O uśpienie dwóch psów rasy amerykański pitbulterier wniosła do prezydenta Przemyśla tamtejsza prokuratura. Pod koniec września psy pogryzły dwóch chłopców; jeden z nich zmarł w szpitalu. Właściciel podejrzany o nieumyślne spowodowanie śmierci dziecka trafił do aresztu.

Jak poinformowała PAP zastępczyni prokuratora okręgowego w Przemyślu Beata Starzecka, biegła behawiorystka oceniła, po przeprowadzonej obserwacji, że psy są agresywne i niebezpieczne. W związku z tym prokuratura uznała, że należy je uśpić.

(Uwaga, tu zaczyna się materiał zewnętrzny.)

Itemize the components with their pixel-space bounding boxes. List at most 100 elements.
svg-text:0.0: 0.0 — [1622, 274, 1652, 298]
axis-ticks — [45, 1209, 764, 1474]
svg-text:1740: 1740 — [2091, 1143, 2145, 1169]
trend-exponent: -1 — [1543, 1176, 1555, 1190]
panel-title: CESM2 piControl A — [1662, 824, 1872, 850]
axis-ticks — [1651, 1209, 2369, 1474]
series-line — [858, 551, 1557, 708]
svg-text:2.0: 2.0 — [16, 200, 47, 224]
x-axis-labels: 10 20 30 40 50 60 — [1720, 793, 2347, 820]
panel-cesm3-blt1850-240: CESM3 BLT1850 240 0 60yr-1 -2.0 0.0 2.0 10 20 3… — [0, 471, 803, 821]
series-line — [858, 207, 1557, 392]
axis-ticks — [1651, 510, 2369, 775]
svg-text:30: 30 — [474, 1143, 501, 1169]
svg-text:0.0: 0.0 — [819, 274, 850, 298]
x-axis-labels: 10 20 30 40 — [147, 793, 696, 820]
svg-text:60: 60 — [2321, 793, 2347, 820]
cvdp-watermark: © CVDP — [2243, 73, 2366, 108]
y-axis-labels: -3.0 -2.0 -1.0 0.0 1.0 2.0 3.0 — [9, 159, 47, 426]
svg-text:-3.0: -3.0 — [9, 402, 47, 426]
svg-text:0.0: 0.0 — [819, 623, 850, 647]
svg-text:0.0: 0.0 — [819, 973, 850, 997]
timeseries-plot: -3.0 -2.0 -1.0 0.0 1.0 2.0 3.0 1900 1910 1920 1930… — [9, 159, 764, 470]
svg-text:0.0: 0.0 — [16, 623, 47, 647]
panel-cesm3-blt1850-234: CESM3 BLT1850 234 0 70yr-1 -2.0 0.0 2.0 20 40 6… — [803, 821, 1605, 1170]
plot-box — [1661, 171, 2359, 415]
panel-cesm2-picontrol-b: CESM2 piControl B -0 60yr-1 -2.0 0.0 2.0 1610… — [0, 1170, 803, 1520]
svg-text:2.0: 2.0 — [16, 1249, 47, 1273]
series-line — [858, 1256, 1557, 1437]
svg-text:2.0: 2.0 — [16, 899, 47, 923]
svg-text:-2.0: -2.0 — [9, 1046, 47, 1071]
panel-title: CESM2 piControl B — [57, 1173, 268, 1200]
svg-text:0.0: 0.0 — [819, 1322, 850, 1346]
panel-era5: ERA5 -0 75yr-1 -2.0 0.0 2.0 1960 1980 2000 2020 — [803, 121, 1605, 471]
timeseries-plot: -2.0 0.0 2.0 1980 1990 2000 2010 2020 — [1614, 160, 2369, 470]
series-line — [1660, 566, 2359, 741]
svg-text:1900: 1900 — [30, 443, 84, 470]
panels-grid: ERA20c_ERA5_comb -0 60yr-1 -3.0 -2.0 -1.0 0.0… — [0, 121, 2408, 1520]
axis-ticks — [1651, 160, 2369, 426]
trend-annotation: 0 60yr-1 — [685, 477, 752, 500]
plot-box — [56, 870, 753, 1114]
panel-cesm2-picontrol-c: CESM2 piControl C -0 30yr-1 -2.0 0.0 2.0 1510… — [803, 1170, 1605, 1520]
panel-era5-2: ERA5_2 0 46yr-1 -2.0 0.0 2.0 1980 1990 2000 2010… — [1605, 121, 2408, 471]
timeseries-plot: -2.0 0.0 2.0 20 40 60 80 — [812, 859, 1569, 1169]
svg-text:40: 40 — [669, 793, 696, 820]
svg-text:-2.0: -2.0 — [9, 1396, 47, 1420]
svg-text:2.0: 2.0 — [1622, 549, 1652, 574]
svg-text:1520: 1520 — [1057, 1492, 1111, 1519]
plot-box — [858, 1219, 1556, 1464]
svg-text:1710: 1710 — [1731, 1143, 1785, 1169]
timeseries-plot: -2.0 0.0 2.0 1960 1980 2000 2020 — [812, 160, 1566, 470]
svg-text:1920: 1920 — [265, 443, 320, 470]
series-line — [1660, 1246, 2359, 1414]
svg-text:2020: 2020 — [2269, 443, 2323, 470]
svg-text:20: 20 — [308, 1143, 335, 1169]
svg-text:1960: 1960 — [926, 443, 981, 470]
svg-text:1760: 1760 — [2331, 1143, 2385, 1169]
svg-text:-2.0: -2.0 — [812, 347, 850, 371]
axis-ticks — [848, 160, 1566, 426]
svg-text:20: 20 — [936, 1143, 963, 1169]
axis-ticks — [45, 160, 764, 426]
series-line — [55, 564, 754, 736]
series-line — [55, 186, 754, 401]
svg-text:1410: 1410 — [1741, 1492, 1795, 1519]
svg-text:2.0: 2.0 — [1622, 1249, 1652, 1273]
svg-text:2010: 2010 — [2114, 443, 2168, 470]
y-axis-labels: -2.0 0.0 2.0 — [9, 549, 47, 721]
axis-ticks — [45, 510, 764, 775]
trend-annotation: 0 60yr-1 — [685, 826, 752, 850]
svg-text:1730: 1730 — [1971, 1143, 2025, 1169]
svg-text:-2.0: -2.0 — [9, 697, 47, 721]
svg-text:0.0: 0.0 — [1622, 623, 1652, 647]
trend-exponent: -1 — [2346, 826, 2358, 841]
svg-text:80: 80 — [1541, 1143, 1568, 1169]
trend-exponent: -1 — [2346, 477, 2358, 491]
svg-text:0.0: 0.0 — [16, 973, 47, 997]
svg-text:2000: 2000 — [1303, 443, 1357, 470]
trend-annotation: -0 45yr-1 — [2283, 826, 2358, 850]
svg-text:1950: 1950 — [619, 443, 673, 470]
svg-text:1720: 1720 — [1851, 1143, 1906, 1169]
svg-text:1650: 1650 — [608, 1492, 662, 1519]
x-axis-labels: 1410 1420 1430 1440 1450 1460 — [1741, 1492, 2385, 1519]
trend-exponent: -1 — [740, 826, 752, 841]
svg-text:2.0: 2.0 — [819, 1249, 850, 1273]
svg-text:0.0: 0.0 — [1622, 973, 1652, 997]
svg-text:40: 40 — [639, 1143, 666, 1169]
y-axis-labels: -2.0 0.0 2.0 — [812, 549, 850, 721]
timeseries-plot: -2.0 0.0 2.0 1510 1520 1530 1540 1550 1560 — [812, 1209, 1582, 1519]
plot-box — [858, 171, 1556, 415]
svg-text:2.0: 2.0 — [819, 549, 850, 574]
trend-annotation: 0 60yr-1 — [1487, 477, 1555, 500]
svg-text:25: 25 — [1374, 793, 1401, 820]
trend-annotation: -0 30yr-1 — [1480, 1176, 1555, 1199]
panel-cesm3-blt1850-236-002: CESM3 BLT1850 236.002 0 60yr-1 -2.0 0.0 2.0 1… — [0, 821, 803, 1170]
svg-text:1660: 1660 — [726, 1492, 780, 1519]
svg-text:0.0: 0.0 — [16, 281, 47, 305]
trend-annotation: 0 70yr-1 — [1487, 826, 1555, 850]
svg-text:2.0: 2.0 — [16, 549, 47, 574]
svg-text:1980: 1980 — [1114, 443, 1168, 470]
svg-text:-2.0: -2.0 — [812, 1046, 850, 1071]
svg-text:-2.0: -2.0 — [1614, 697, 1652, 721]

Właściciel psów nie wypowiedział się w tej kwestii. Wobec tego prokurator skierował wniosek o uśpienie psów do prezydenta miasta - przekazała PAP prok. Starzecka.

Wyjaśniła, że prezydent jest organem, do którego należy m.in. zapewnienie porządku i bezpieczeństwa mieszkańcom.

Prokurator poinformowała również, że w charakterze świadka został przesłuchany drugi z pogryzionych chłopców. Dodała, że ze względu na dobro prowadzonego postępowania nie może ujawnić szczegółów. Zapewniła jedynie, że przesłuchanie dziecka odbyło się w sądzie w obecności biegłego psychologa.

Psy zagryzły 12-letniego Kamila

Do tragedii doszło pod koniec września w jednym z mieszkań w Przemyślu. Tego dnia 12-letni Kamil odwiedził swojego o rok młodszego kolegę Szymona. W jego mieszkaniu były dwa psy. W pewnym momencie zwierzęta zaatakowały Kamila. Poszkodowany został także 11-letni Szymek próbujący bronić zaatakowanego kolegę.

W wyniku pogryzienia przez psy Kamil doznał głębokich ran szyi, twarzy i klatki piersiowej, miał też złamaną rękę. Natomiast rany Szymka nie zagrażały jego życiu.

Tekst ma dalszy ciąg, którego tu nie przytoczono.